Uma colega marroquina, Karima Lakouz, falava inglês com uma confiança incrível. Ela era participante da iniciativa TechGirls do Departamento de Estado e disse a Glamour que sua “especialidade” é engenharia mecânica, e seus assuntos favoritos são tecnologia e ciência industrial. Ela listou toda uma série de razões pelas quais as meninas têm dificuldade em acessar a educação no interior rural de Marrocos, de onde ela é. “Temos a distância – ou a escola está tão longe ou não há escola”, disse ela. “Temos a mentalidade dos pais, que são muito conservadores. Dizem que a escola é só para meninos porque os meninos vão trabalhar e esse estereótipo. O lugar de uma garota é a casa dela. Ela está destinada a se casar, ter filhos, é apenas uma máquina de reprodução. Eu acho isso e também apoio financeiro. Porque há algumas pessoas que realmente querem aprender, que realmente querem ir para a escola, mas elas não têm meios para isso. ”Ainda assim, ela é muito otimista, e espera que cada garota em seu país receba a educação. eles merecem. “Espero que os rapazes do país, os homens, percebam que o desenvolvimento de qualquer país depende de quanto valorizam suas mulheres e que se unirão às mulheres, as ajudarão e perceberão sua importância”, diz ela. “Eu só quero que toda garota seja tão confortável quanto ela e possa ser a mulher que ela quer ser.”

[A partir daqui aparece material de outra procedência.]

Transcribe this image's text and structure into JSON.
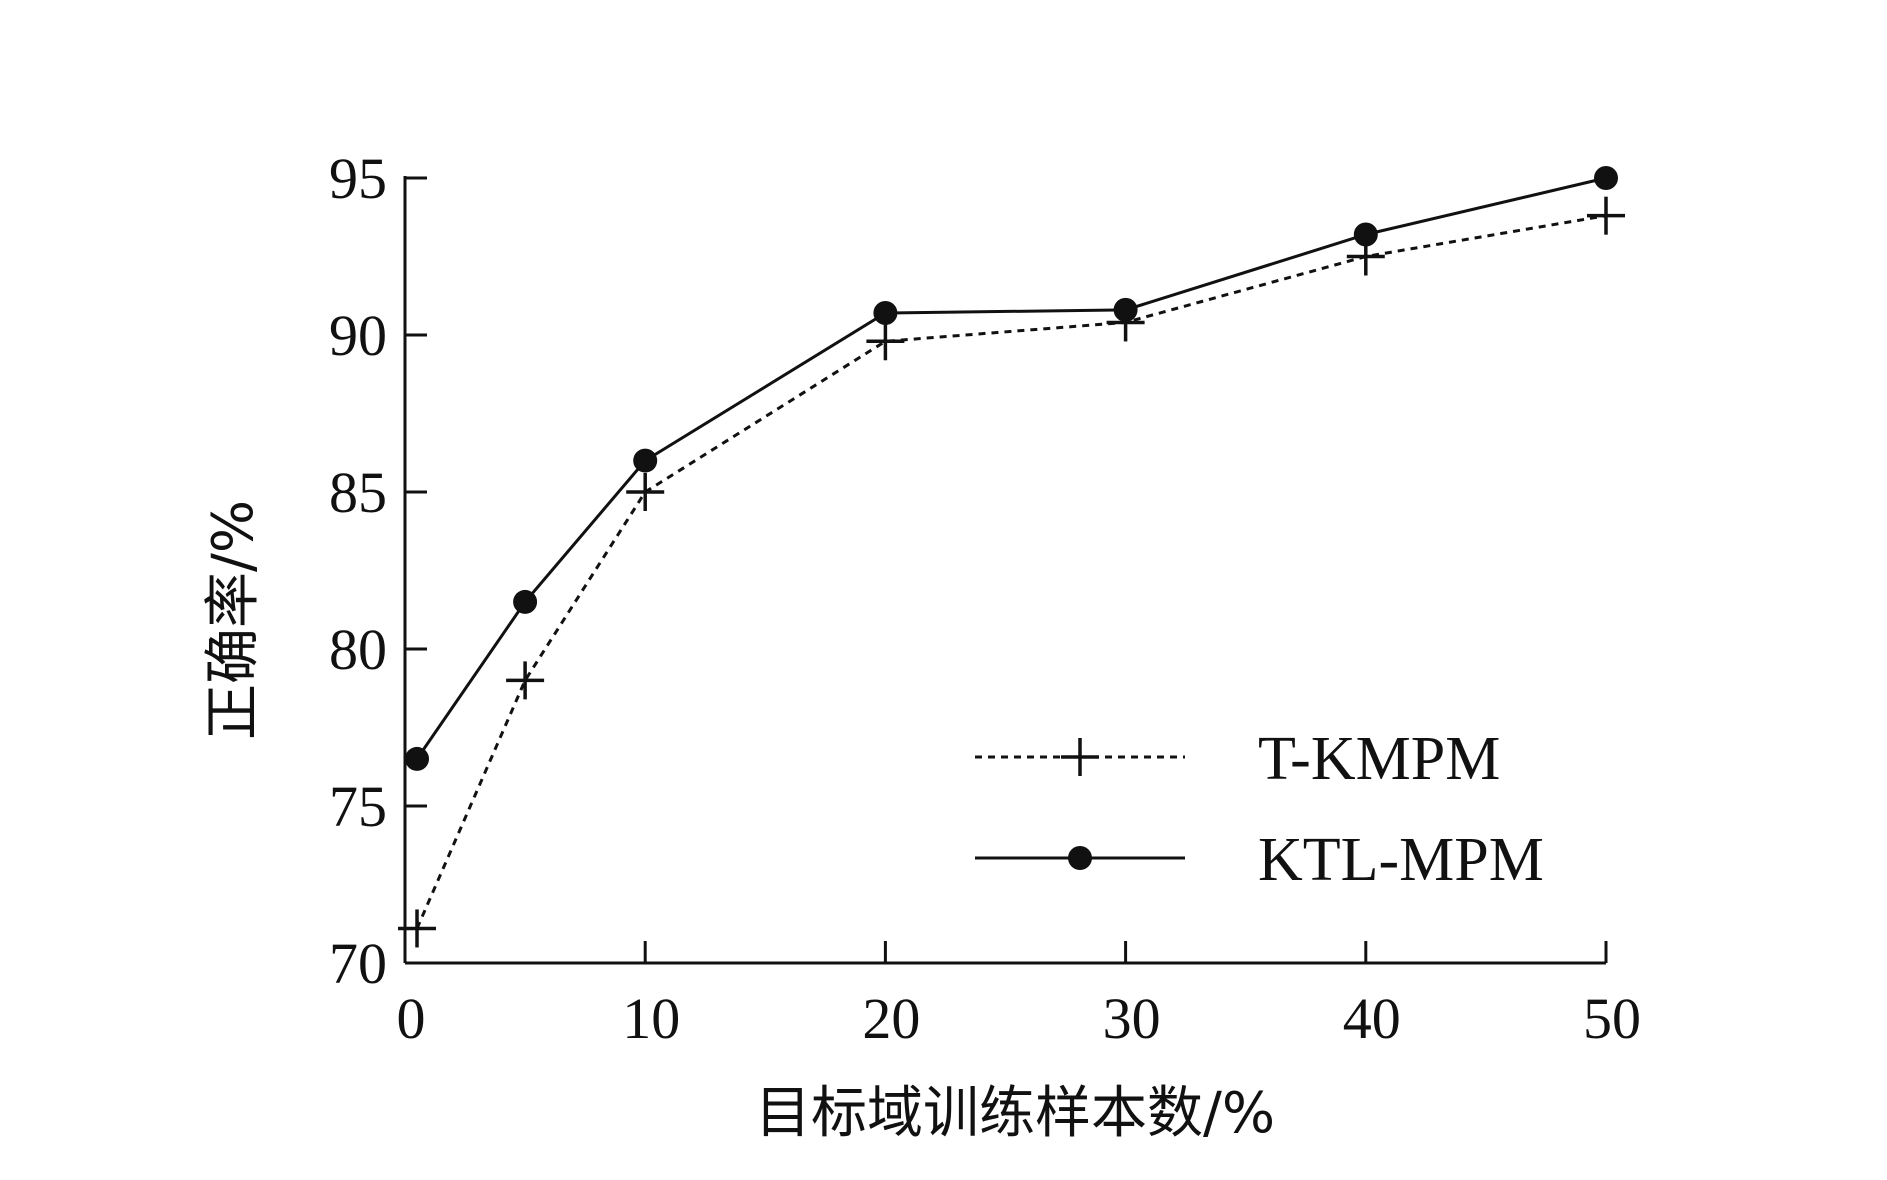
{
  "chart_data": {
    "type": "line",
    "title": "",
    "xlabel": "目标域训练样本数/%",
    "ylabel": "正确率/%",
    "xlim": [
      0,
      50
    ],
    "ylim": [
      70,
      95
    ],
    "xticks": [
      "0",
      "10",
      "20",
      "30",
      "40",
      "50"
    ],
    "yticks": [
      "70",
      "75",
      "80",
      "85",
      "90",
      "95"
    ],
    "grid": false,
    "legend_position": "lower-right",
    "series": [
      {
        "name": "T-KMPM",
        "style": "dotted",
        "marker": "plus",
        "color": "#111111",
        "points": [
          {
            "x": 0.5,
            "y": 71.1
          },
          {
            "x": 5,
            "y": 79.0
          },
          {
            "x": 10,
            "y": 85.0
          },
          {
            "x": 20,
            "y": 89.8
          },
          {
            "x": 30,
            "y": 90.4
          },
          {
            "x": 40,
            "y": 92.5
          },
          {
            "x": 50,
            "y": 93.8
          }
        ]
      },
      {
        "name": "KTL-MPM",
        "style": "solid",
        "marker": "circle",
        "color": "#111111",
        "points": [
          {
            "x": 0.5,
            "y": 76.5
          },
          {
            "x": 5,
            "y": 81.5
          },
          {
            "x": 10,
            "y": 86.0
          },
          {
            "x": 20,
            "y": 90.7
          },
          {
            "x": 30,
            "y": 90.8
          },
          {
            "x": 40,
            "y": 93.2
          },
          {
            "x": 50,
            "y": 95.0
          }
        ]
      }
    ]
  }
}
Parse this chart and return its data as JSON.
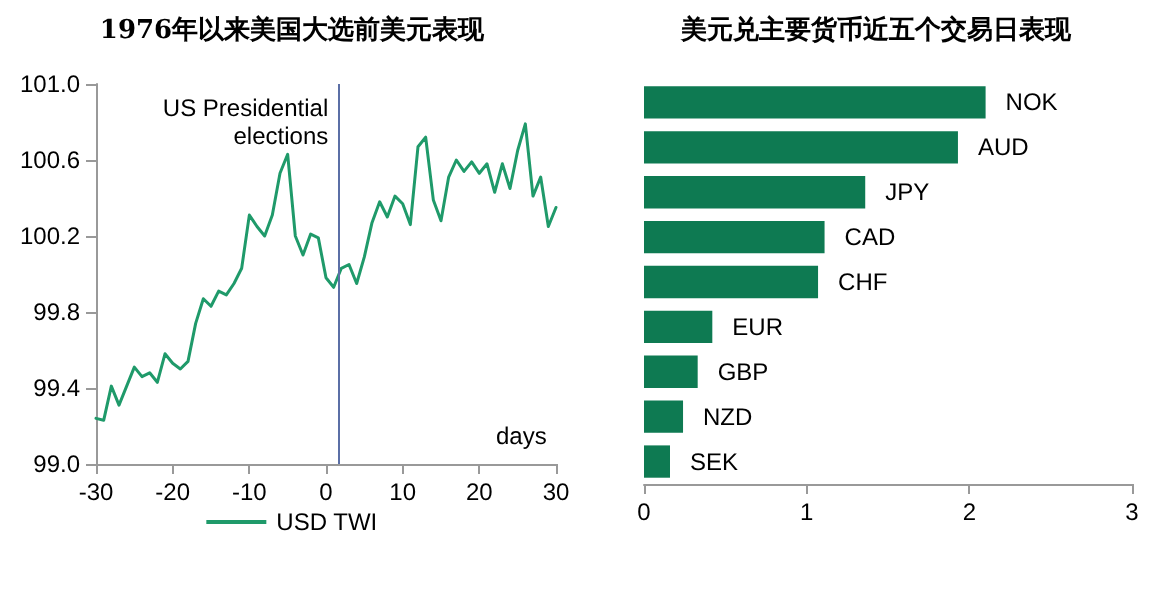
{
  "chart_data": [
    {
      "type": "line",
      "title": "1976年以来美国大选前美元表现",
      "xlabel": "days",
      "legend": "bottom",
      "grid": false,
      "marker": "none",
      "line_style": "solid",
      "xlim": [
        -30,
        30
      ],
      "xticks": [
        -30,
        -20,
        -10,
        0,
        10,
        20,
        30
      ],
      "ylim": [
        99,
        101
      ],
      "yticks": [
        {
          "value": 99,
          "label": "99.0"
        },
        99.4,
        99.8,
        100.2,
        100.6,
        {
          "value": 101,
          "label": "101.0"
        }
      ],
      "ref_lines": [
        {
          "axis": "x",
          "value": 1.6,
          "label": "US Presidential elections",
          "color": "#5b6fa6"
        }
      ],
      "series": [
        {
          "name": "USD TWI",
          "color": "#1f9a6a",
          "x": [
            -30,
            -29,
            -28,
            -27,
            -26,
            -25,
            -24,
            -23,
            -22,
            -21,
            -20,
            -19,
            -18,
            -17,
            -16,
            -15,
            -14,
            -13,
            -12,
            -11,
            -10,
            -9,
            -8,
            -7,
            -6,
            -5,
            -4,
            -3,
            -2,
            -1,
            0,
            1,
            2,
            3,
            4,
            5,
            6,
            7,
            8,
            9,
            10,
            11,
            12,
            13,
            14,
            15,
            16,
            17,
            18,
            19,
            20,
            21,
            22,
            23,
            24,
            25,
            26,
            27,
            28,
            29,
            30
          ],
          "values": [
            99.24,
            99.23,
            99.41,
            99.31,
            99.41,
            99.51,
            99.46,
            99.48,
            99.43,
            99.58,
            99.53,
            99.5,
            99.54,
            99.74,
            99.87,
            99.83,
            99.91,
            99.89,
            99.95,
            100.03,
            100.31,
            100.25,
            100.2,
            100.31,
            100.53,
            100.63,
            100.2,
            100.1,
            100.21,
            100.19,
            99.98,
            99.93,
            100.03,
            100.05,
            99.95,
            100.09,
            100.27,
            100.38,
            100.3,
            100.41,
            100.37,
            100.26,
            100.67,
            100.72,
            100.39,
            100.28,
            100.51,
            100.6,
            100.54,
            100.59,
            100.53,
            100.58,
            100.43,
            100.58,
            100.45,
            100.65,
            100.79,
            100.41,
            100.51,
            100.25,
            100.35
          ]
        }
      ]
    },
    {
      "type": "bar",
      "orientation": "horizontal",
      "title": "美元兑主要货币近五个交易日表现",
      "grid": false,
      "legend": false,
      "categories": [
        "NOK",
        "AUD",
        "JPY",
        "CAD",
        "CHF",
        "EUR",
        "GBP",
        "NZD",
        "SEK"
      ],
      "values": [
        2.1,
        1.93,
        1.36,
        1.11,
        1.07,
        0.42,
        0.33,
        0.24,
        0.16
      ],
      "color": "#0e7a52",
      "xlim": [
        0,
        3
      ],
      "xticks": [
        0,
        1,
        2,
        3
      ]
    }
  ]
}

Após a exibição na Casa Branca, a Sra. Obama se dirigiu à multidão sobre a importância de continuar seu trabalho com Let Girls Learn. “Este é o trabalho que eu pretendo fazer para o resto da minha vida”, disse ela. E então ela se dirigiu às garotas na sala. “Possuir este momento”, disse ela. “E quando os tempos estão difíceis, quero que você pense sobre esse dia e pense em todas as pessoas que o mundo se importa e que investem em você. Você não está sozinho. ”Mas, ela disse a eles, o fim da barganha não estava acabado. “Você tem que fazer a sua parte”, disse ela. “Você volta [para os seus países], vai à escola, recebe educação, cria filhos e passa adiante”.

Nos ergueremos: a missão de Michelle Obama de educar meninas em todo o mundo estreia na CNN quarta-feira, 12 de outubro, às 21h.